QLoRA: Efficient Finetuning of Quantized LLMs
Fine-tune a 65-billion-parameter model on one gaming GPU
LoRA already made fine-tuning cheaper by training tiny add-on matrices instead of the whole model. But there was still a wall: you had to fit the giant frozen base model in GPU memory just to run it — and a 65-billion-parameter model needs over 780 GB, far beyond any single GPU. QLoRA smashes that wall by squashing the frozen base model down to 4 bits per number (instead of the usual 16), roughly a 4× shrink, so the whole thing fits in under 48 GB — a single high-end GPU. It does this without hurting quality, using three clever tricks: a new 4-bit number format (NF4) tuned to how weights are actually distributed, “double quantization” that even compresses the compression bookkeeping, and “paged optimizers” that spill memory to the CPU during brief spikes instead of crashing. The tiny LoRA add-ons still train in full precision on top.
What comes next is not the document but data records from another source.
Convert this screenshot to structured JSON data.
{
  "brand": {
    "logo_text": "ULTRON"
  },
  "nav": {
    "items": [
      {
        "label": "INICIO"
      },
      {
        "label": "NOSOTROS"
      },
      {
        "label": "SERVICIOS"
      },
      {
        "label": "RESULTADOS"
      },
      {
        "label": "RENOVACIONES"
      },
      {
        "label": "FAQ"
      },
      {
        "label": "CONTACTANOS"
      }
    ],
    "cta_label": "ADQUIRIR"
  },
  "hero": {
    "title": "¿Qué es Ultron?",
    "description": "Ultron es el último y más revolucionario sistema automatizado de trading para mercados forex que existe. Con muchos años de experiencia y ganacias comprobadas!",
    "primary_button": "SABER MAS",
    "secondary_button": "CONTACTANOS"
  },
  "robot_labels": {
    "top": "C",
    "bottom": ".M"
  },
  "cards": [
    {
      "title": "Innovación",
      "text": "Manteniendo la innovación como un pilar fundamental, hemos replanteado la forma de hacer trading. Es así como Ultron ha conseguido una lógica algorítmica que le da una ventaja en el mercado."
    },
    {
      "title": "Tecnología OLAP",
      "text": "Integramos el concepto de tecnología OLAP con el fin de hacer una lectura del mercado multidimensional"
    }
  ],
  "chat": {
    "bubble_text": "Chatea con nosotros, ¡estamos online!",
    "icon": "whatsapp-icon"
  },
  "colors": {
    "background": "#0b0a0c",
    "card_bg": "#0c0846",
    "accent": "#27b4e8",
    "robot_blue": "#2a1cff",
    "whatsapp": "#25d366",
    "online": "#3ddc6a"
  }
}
To prove it works, they fine-tuned a chatbot called Guanaco in 24 hours on one GPU — and it reached 99.3% of ChatGPT's score on a popular benchmark. QLoRA is why hobbyists and small labs can now fine-tune enormous models at home.
Retrieval-Augmented Generation for Large Language Models: A Survey
RAG — giving a language model an open book to read from
A language model only knows what it saw during training. So it can confidently make things up (“hallucinate”), it can't know anything recent, and it can't see your private documents. Retrieval-Augmented Generation (RAG) fixes this with a simple, powerful idea: before the model answers, go fetch relevant text from an external library and hand it to the model along with the question — like turning a closed-book exam into an open-book one. The basic recipe has three steps: (1) Indexing — chop your documents into chunks and store them so they're searchable by meaning; (2) Retrieval — when a question comes in, pull the few most relevant chunks; (3) Generation — feed those chunks plus the question to the model so its answer is grounded in real sources. This survey organizes the whole field into three generations of increasingly sophisticated RAG — Naive, Advanced, and Modular — and breaks every system into three parts: what you retrieve, how you use it, and how the model generates. RAG is now one of the most widely used techniques in real-world AI, because it makes answers more accurate, up-to-date, and traceable to a source.